35 schools from the 6 major conferences ("power 6" on the CBS graphic) got in. The 10, 11, and 12 (Oregon) seeds are all pretty mediocre.
Of the 40 who didn't get in, 15 were selected for the NIT, 21 had losing records so were not eligible, and 2 (UCLA and Arizona) barely were above .500 and were on self-imposed post season bans to focus on clearing up their coaching staffs in the wake of the shoe scandal, another had exactly a .500 record, but unlike Texas wasn't picked. Which basically left Oregon State as the one snubbed school.
If you go by NET only NC State and Clemson were the top two pushed down to the NIT. But it was clear the committee picked a number of teams from the same conference with a better conference record even with a worse NET than others in their conference (e.g., Syracuse, Minnesota, St. John's).
If you look under the covers however at NC State's record, you see 9 weak lower mid-major non-conference opponents who didn't make the tourney, whom they of course smashed (Maine, Maryland-Eastern Shore, UNC Asheville, Mt. St. Mary's, St. Peter's, Mercer, Western Carolina, USC Upstate, Loyola MD). NET probably liked their win at Penn State, but they lost a lot of games and NET liked them for losing close.

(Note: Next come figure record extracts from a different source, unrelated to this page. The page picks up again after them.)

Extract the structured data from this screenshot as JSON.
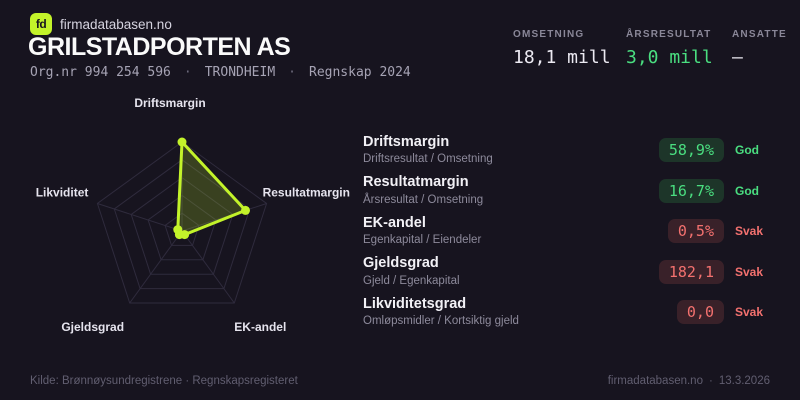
{
  "brand": {
    "logo_text": "fd",
    "name": "firmadatabasen.no",
    "accent_color": "#c3f32a"
  },
  "header": {
    "title": "GRILSTADPORTEN AS",
    "orgnr": "Org.nr 994 254 596",
    "city": "TRONDHEIM",
    "period": "Regnskap 2024",
    "separator": "·"
  },
  "stats": [
    {
      "label": "OMSETNING",
      "value": "18,1 mill",
      "tone": "neutral"
    },
    {
      "label": "ÅRSRESULTAT",
      "value": "3,0 mill",
      "tone": "positive"
    },
    {
      "label": "ANSATTE",
      "value": "–",
      "tone": "neutral"
    }
  ],
  "chart_data": {
    "type": "radar",
    "axes": [
      "Driftsmargin",
      "Resultatmargin",
      "EK-andel",
      "Gjeldsgrad",
      "Likviditet"
    ],
    "values_normalized": [
      1.0,
      0.75,
      0.05,
      0.05,
      0.05
    ],
    "rings": 5,
    "range": [
      0,
      1
    ],
    "stroke_color": "#c3f32a",
    "fill_color": "rgba(195,243,42,0.2)",
    "grid_color": "#2f2b3d",
    "legend": "none"
  },
  "metrics": [
    {
      "name": "Driftsmargin",
      "formula": "Driftsresultat / Omsetning",
      "value": "58,9%",
      "status": "God",
      "tone": "good"
    },
    {
      "name": "Resultatmargin",
      "formula": "Årsresultat / Omsetning",
      "value": "16,7%",
      "status": "God",
      "tone": "good"
    },
    {
      "name": "EK-andel",
      "formula": "Egenkapital / Eiendeler",
      "value": "0,5%",
      "status": "Svak",
      "tone": "bad"
    },
    {
      "name": "Gjeldsgrad",
      "formula": "Gjeld / Egenkapital",
      "value": "182,1",
      "status": "Svak",
      "tone": "bad"
    },
    {
      "name": "Likviditetsgrad",
      "formula": "Omløpsmidler / Kortsiktig gjeld",
      "value": "0,0",
      "status": "Svak",
      "tone": "bad"
    }
  ],
  "footer": {
    "source": "Kilde: Brønnøysundregistrene · Regnskapsregisteret",
    "site": "firmadatabasen.no",
    "separator": "·",
    "date": "13.3.2026"
  },
  "colors": {
    "background": "#17141f",
    "positive": "#4ade80",
    "negative": "#f3716f"
  }
}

So what you see is a 10-0 vs. non-ACC schools who didn't make the Tournament or even the NIT. Padding, pure and simple. They have one quality OOC win at home over Auburn. They also beat Syracuse at home. But they lost to 8 tourney teams and 2 NIT, plus a bad loss to Wake.
An ugly record. Getting a 2 seed in the NIT is more a nod to NET than record.